Dialog-based Language Learning
Note: Do not start editing until 8th Nov 2017
This page will be published for editing by EOD 7th Nov 2017 This page is a summary for NIPS 2016 paper - Dialog-based Language Learning by Jason Weston.
One of the ways humans learn language, especially second language or language learning by students, is by communication and getting its feedback. However, most existing research in Natural Language Understanding has focused on supervised learning from fixed training sets of labeled data. This kind of supervision is not realistic of how humans learn, where language is both learned by, and used for, communication. When humans act in dialogs (i.e., make speech utterances) the feedback from other human’s responses contain very rich information. This is perhaps most pronounced in a student/teacher scenario where the teacher provides positive feedback for successful communication and corrections for unsuccessful ones.
This paper is about dialog-based language learning, where supervision is given naturally and implicitly in the response of the dialog partner during the conversation. This paper is a step towards the ultimate goal of being able to develop an intelligent dialog agent that can learn while conducting conversations. Specifically this paper explores whether we can train machine learning models to learn from dialog.
Contributions of this paper
- Introduce a set of tasks that model natural feedback from a teacher and hence assess the feasibility of dialog-based language learning.
- Evaluated some baseline models on this data and compared them to standard supervised learning.

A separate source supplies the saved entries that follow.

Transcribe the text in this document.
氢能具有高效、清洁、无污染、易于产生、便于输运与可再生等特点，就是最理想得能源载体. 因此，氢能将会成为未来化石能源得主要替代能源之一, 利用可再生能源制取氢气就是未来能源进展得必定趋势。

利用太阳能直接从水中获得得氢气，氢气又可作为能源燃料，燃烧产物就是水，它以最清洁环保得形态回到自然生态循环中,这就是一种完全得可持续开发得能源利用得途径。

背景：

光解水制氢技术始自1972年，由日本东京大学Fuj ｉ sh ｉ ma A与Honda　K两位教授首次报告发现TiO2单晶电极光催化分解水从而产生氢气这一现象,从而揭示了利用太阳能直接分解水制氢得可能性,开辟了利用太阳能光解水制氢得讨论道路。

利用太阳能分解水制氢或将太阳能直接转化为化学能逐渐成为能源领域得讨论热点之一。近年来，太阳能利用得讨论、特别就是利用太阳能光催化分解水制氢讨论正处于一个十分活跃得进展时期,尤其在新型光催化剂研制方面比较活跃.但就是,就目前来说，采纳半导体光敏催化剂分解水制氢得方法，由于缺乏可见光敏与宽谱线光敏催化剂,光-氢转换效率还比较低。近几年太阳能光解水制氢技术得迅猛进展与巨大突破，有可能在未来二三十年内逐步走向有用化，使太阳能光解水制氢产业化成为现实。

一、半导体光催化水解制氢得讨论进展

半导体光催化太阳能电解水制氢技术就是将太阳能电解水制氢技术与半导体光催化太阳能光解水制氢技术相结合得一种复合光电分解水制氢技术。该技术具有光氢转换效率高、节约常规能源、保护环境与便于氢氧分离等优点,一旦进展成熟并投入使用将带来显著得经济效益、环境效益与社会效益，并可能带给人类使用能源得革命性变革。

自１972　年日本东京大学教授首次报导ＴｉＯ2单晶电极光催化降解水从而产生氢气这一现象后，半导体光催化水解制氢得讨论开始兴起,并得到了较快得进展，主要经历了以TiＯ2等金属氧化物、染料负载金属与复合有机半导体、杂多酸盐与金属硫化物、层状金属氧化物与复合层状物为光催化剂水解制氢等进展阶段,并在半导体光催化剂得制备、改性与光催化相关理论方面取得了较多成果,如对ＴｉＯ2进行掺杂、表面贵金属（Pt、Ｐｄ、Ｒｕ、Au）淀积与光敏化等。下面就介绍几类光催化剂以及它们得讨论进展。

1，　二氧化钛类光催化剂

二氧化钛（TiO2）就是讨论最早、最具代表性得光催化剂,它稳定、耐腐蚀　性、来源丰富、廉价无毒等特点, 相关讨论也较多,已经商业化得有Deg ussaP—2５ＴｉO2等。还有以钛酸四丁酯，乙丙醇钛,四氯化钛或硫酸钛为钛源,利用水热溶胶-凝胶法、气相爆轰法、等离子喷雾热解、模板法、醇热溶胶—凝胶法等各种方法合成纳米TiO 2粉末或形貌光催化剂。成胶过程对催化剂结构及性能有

- Introduced a novel forward prediction model, whereby the learner tries to predict the teacher’s replies to its actions, which yields promising results, even with no reward signal at all
Background on Memory Networks
A memory network combines learning strategies from the machine learning literature with a memory component that can be read and written to.
The high-level view of a memory network is as follows:
- There is a memory, m, an indexed array of objects (e.g. vectors or arrays of strings).
- An input feature map I, which converts the incoming input to the internal feature representation
- A generalization component G which updates old memories given the new input.
- An output feature map O, which produces a new output in the feature representation space given the new input and the current memory state.
- A response component R which converts the output into the response format desired – for example, a textual response or an action.
I,G,O and R can all potentially be learned components and make use of any ideas from the existing machine learning literature.
In question answering systems for example, the components may be instantiated as follows:
- I can make use of standard pre-processing such as parsing, coreference, and entity resolution. It could also encode the input into an internal feature representation by converting from text to a sparse or dense feature vector.
- The simplest form of G is to introduce a function H which maps the internal feature representation produced by I to an individual memory slot, and just updates the memory at H(I(x)).
- O Reads from memory and performs inference to deduce the set of relevant memories needed to perform a good response.
- R would produce the actual wording of the question answer based on the memories found by O. For example, R could be an RNN conditioned on the output of O
When the components I,G,O, & R are neural networks, the authors describe the resulting system as a Memory Neural Network (MemNN). They build a MemNN for QA (question answering) problems and compare it to RNNs (Recurrent Neural Network) and LSTMs (Long Short Term Memory RNNs) and find that it gives superior performance.